Longer ambulance journeys 'risk' - News in brief - Evening Standard
       

Longer ambulance journeys 'risk'

The further a seriously-ill patient has to travel by ambulance to reach a hospital's emergency ward the more likely they are to die, says new research.

A study in the Emergency Medicine Journal found the risk of death for people who are unconscious, not breathing or have chest pain rose by 1% for every 10km (6.2 miles) travelled.

The researchers said the findings could affect Government plans to reconfigure emergency care into a limited number of specialist centres which might mean people having to travel further for treatment.

The study of 10,315 seriously ill patients taken to hospital between 1997 and 2001, found that overall 644 - 6% - died, but that the numbers rose with the distance to hospital.

Just 5.8% of those who travelled up to 10km died, while 7.7% of those who were taken between 11km (6.8 miles) and 20km (12.4 miles) did not survive.

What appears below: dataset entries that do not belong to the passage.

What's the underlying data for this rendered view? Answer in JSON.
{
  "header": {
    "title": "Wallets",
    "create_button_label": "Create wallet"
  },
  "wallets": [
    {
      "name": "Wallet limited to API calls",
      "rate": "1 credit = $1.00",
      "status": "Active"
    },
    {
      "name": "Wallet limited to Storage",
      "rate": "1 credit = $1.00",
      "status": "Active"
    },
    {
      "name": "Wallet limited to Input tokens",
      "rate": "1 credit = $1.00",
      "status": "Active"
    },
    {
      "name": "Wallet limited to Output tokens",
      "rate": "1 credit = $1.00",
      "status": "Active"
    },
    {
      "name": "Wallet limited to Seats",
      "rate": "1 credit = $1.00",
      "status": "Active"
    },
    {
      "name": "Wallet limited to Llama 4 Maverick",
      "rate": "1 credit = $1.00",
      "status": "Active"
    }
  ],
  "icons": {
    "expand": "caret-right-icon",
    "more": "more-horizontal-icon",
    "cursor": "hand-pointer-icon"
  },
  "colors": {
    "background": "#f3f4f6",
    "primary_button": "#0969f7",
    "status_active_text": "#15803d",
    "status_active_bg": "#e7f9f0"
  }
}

Among patients who travelled 21km (13 miles) or more the mortality figure rose to 8.8%.

Journeys ranged from 0 to 58km (36 miles), with 5km (3.1 miles) the average distance travelled by ambulance.

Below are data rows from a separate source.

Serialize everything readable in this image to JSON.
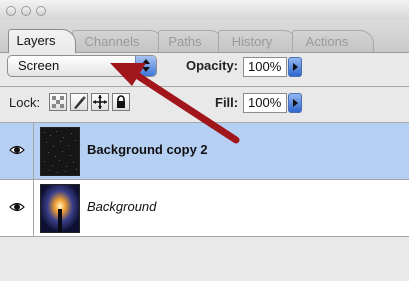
{
  "window": {
    "buttons": [
      "close",
      "minimize",
      "zoom"
    ]
  },
  "tabs": [
    {
      "label": "Layers",
      "active": true
    },
    {
      "label": "Channels",
      "active": false
    },
    {
      "label": "Paths",
      "active": false
    },
    {
      "label": "History",
      "active": false
    },
    {
      "label": "Actions",
      "active": false
    }
  ],
  "controls": {
    "blend_mode": "Screen",
    "opacity_label": "Opacity:",
    "opacity_value": "100%",
    "lock_label": "Lock:",
    "fill_label": "Fill:",
    "fill_value": "100%",
    "lock_icons": [
      "lock-transparent-icon",
      "lock-image-icon",
      "lock-position-icon",
      "lock-all-icon"
    ]
  },
  "layers": [
    {
      "name": "Background copy 2",
      "selected": true,
      "visible": true,
      "style": "bold"
    },
    {
      "name": "Background",
      "selected": false,
      "visible": true,
      "style": "italic"
    }
  ],
  "colors": {
    "selected_row": "#b5d0f3",
    "annotation_arrow": "#a0161a",
    "accent_blue": "#3f77d8"
  }
}
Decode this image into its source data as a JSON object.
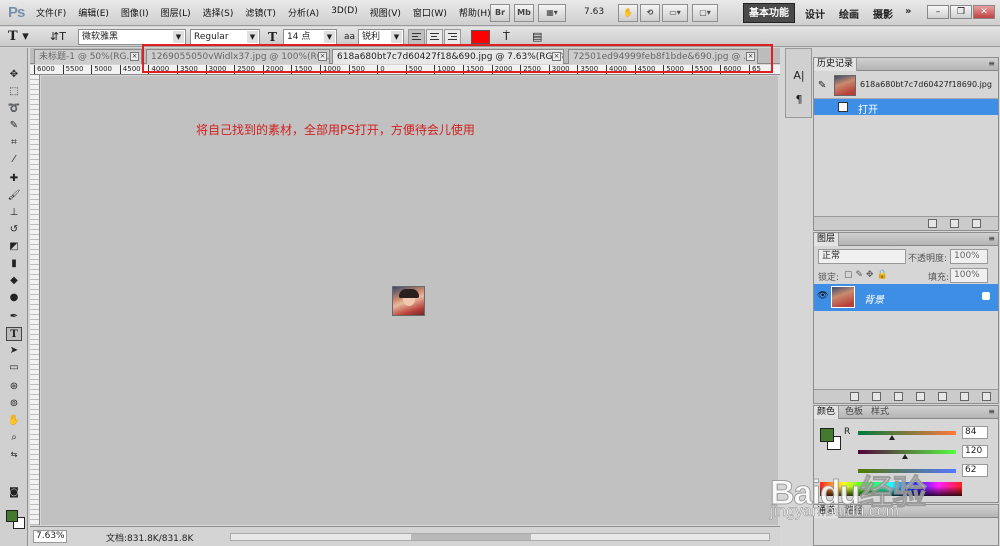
{
  "menubar": {
    "logo": "Ps",
    "items": [
      "文件(F)",
      "编辑(E)",
      "图像(I)",
      "图层(L)",
      "选择(S)",
      "滤镜(T)",
      "分析(A)",
      "3D(D)",
      "视图(V)",
      "窗口(W)",
      "帮助(H)"
    ],
    "bridge_label": "Br",
    "minibridge_label": "Mb",
    "zoom": "7.63",
    "workspaces": {
      "active": "基本功能",
      "design": "设计",
      "paint": "绘画",
      "photo": "摄影",
      "more": "»"
    }
  },
  "options": {
    "tool_icon": "text-tool-icon",
    "font_family": "微软雅黑",
    "font_style": "Regular",
    "font_size": "14 点",
    "antialias": "锐利",
    "antialias_prefix": "aa",
    "text_color": "#ff0000"
  },
  "tabs": [
    {
      "label": "未标题-1 @ 50%(RG...",
      "active": false
    },
    {
      "label": "1269055050vWidlx37.jpg @ 100%(RG...",
      "active": false
    },
    {
      "label": "618a680bt7c7d60427f18&690.jpg @ 7.63%(RGB/8#)",
      "active": true
    },
    {
      "label": "72501ed94999feb8f1bde&690.jpg @ ...",
      "active": false
    }
  ],
  "ruler_h": [
    "6000",
    "5500",
    "5000",
    "4500",
    "4000",
    "3500",
    "3000",
    "2500",
    "2000",
    "1500",
    "1000",
    "500",
    "0",
    "500",
    "1000",
    "1500",
    "2000",
    "2500",
    "3000",
    "3500",
    "4000",
    "4500",
    "5000",
    "5500",
    "6000",
    "65"
  ],
  "annotation": "将自己找到的素材，全部用PS打开，方便待会儿使用",
  "status": {
    "zoom": "7.63%",
    "doc_size": "文档:831.8K/831.8K"
  },
  "history": {
    "tab": "历史记录",
    "snapshot_name": "618a680bt7c7d60427f18690.jpg",
    "state": "打开"
  },
  "layers": {
    "tabs": [
      "图层"
    ],
    "blend_mode": "正常",
    "opacity_label": "不透明度:",
    "opacity": "100%",
    "lock_label": "锁定:",
    "fill_label": "填充:",
    "fill": "100%",
    "layer_name": "背景"
  },
  "color": {
    "tabs": [
      "颜色",
      "色板",
      "样式"
    ],
    "fg": "#447a2e",
    "bg": "#ffffff",
    "r_label": "R",
    "r": "84",
    "g": "120",
    "b": "62"
  },
  "paths": {
    "tabs": [
      "通道",
      "路径"
    ]
  },
  "watermark": {
    "text": "Baidu经验",
    "url": "jingyan.baidu.com"
  }
}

The study by researchers at the University of Sheffield found there was a sharp increase in deaths among people with respiratory problems who had to travel further, but less change for patients with chest pain.

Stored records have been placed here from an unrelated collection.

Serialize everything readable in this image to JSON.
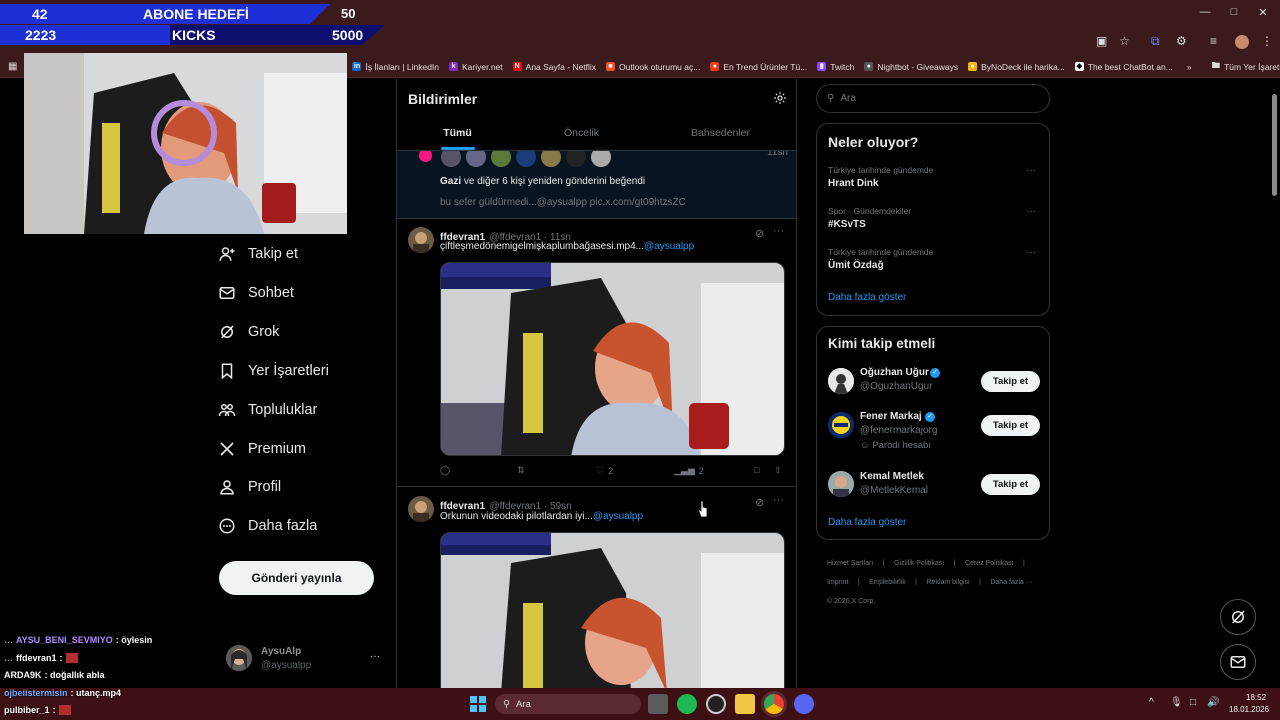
{
  "overlay": {
    "row1_left": "42",
    "row1_title": "ABONE HEDEFİ",
    "row1_right": "50",
    "row2_left": "2223",
    "row2_title": "KICKS",
    "row2_right": "5000"
  },
  "bookmarks": [
    {
      "label": "İş İlanları | LinkedIn",
      "icon": "linkedin-icon",
      "color": "#0a66c2",
      "glyph": "in"
    },
    {
      "label": "Kariyer.net",
      "icon": "kariyer-icon",
      "color": "#7b2fbe",
      "glyph": "k"
    },
    {
      "label": "Ana Sayfa - Netflix",
      "icon": "netflix-icon",
      "color": "#e50914",
      "glyph": "N"
    },
    {
      "label": "Outlook oturumu aç...",
      "icon": "outlook-icon",
      "color": "#f25022",
      "glyph": "■"
    },
    {
      "label": "En Trend Ürünler Tü...",
      "icon": "trendyol-icon",
      "color": "#e63b16",
      "glyph": "●"
    },
    {
      "label": "Twitch",
      "icon": "twitch-icon",
      "color": "#9146ff",
      "glyph": "▮"
    },
    {
      "label": "Nightbot - Giveaways",
      "icon": "nightbot-icon",
      "color": "#555",
      "glyph": "●"
    },
    {
      "label": "ByNoDeck ile harika...",
      "icon": "bynodeck-icon",
      "color": "#f4b400",
      "glyph": "●"
    },
    {
      "label": "The best ChatBot an...",
      "icon": "chatbot-icon",
      "color": "#fff",
      "glyph": "◆"
    }
  ],
  "bookmarks_more": "»",
  "all_bookmarks": "Tüm Yer İşaretleri",
  "nav": {
    "follow": "Takip et",
    "chat": "Sohbet",
    "grok": "Grok",
    "bookmarks": "Yer İşaretleri",
    "communities": "Topluluklar",
    "premium": "Premium",
    "profile": "Profil",
    "more": "Daha fazla",
    "post_button": "Gönderi yayınla",
    "account_name": "AysuAlp",
    "account_handle": "@aysualpp",
    "account_more": "···"
  },
  "center": {
    "title": "Bildirimler",
    "tabs": [
      "Tümü",
      "Öncelik",
      "Bahsedenler"
    ],
    "notif_time": "11sn",
    "notif_text_bold": "Gazi",
    "notif_text": " ve diğer 6 kişi yeniden gönderini beğendi",
    "notif_preview": "bu sefer güldürmedi...@aysualpp pic.x.com/gt09htzsZC",
    "tweets": [
      {
        "name": "ffdevran1",
        "meta": "@ffdevran1 · 11sn",
        "text": "çiftleşmedönemigelmişkaplumbağasesi.mp4...",
        "mention": "@aysualpp",
        "replies": "",
        "retweets": "",
        "likes": "2",
        "views": "2"
      },
      {
        "name": "ffdevran1",
        "meta": "@ffdevran1 · 59sn",
        "text": "Orkunun videodaki pilotlardan iyi...",
        "mention": "@aysualpp"
      }
    ]
  },
  "right": {
    "search_placeholder": "Ara",
    "whats_happening": "Neler oluyor?",
    "trends": [
      {
        "context": "Türkiye tarihinde gündemde",
        "title": "Hrant Dink"
      },
      {
        "context": "Spor · Gündemdekiler",
        "title": "#KSvTS"
      },
      {
        "context": "Türkiye tarihinde gündemde",
        "title": "Ümit Özdağ"
      }
    ],
    "show_more": "Daha fazla göster",
    "who_to_follow": "Kimi takip etmeli",
    "suggestions": [
      {
        "name": "Oğuzhan Uğur",
        "handle": "@OguzhanUgur",
        "extra": "",
        "button": "Takip et"
      },
      {
        "name": "Fener Markaj",
        "handle": "@fenermarkajorg",
        "extra": "Parodi hesabı",
        "button": "Takip et"
      },
      {
        "name": "Kemal Metlek",
        "handle": "@MetlekKemal",
        "extra": "",
        "button": "Takip et"
      }
    ],
    "show_more2": "Daha fazla göster",
    "footer": [
      "Hizmet Şartları",
      "|",
      "Gizlilik Politikası",
      "|",
      "Çerez Politikası",
      "|",
      "Imprint",
      "|",
      "Erişilebilirlik",
      "|",
      "Reklam bilgisi",
      "|",
      "Daha fazla ···",
      "© 2026 X Corp."
    ]
  },
  "chat": [
    {
      "user": "AYSU_BENI_SEVMIYO",
      "color": "#b18cff",
      "msg": ": öylesin",
      "emote": false
    },
    {
      "user": "ffdevran1",
      "color": "#ffffff",
      "msg": ":",
      "emote": true
    },
    {
      "user": "ARDA9K",
      "color": "#ffffff",
      "msg": ": doğallık abla",
      "emote": false
    },
    {
      "user": "ojbeiistermisin",
      "color": "#6aa8ff",
      "msg": ": utanç.mp4",
      "emote": false
    },
    {
      "user": "pulbiber_1",
      "color": "#ffffff",
      "msg": ":",
      "emote": true
    }
  ],
  "taskbar": {
    "search": "Ara",
    "time": "18:52",
    "date": "18.01.2026"
  },
  "colors": {
    "accent": "#1d9bf0",
    "chrome": "#3b1a1c",
    "taskbar": "#3d1114",
    "overlay": "#1f2fd6"
  }
}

The study's authors concluded: "Our data suggests that any changes that may increase journey distances to hospital for all emergency patients may lead to an increase in mortality for a small number of patients with life-threatening medical emergencies, unless care is improved as a result of the organisation."

Responding to the research, shadow health secretary Andrew Lansley said: "This is exactly the kind of evidence we need to determine access to accident and emergency services.

"It undermines the Government's claim that closures are determined on a clinical basis, when in reality they are being driven by deficits and pressures from the European Working Time Directive."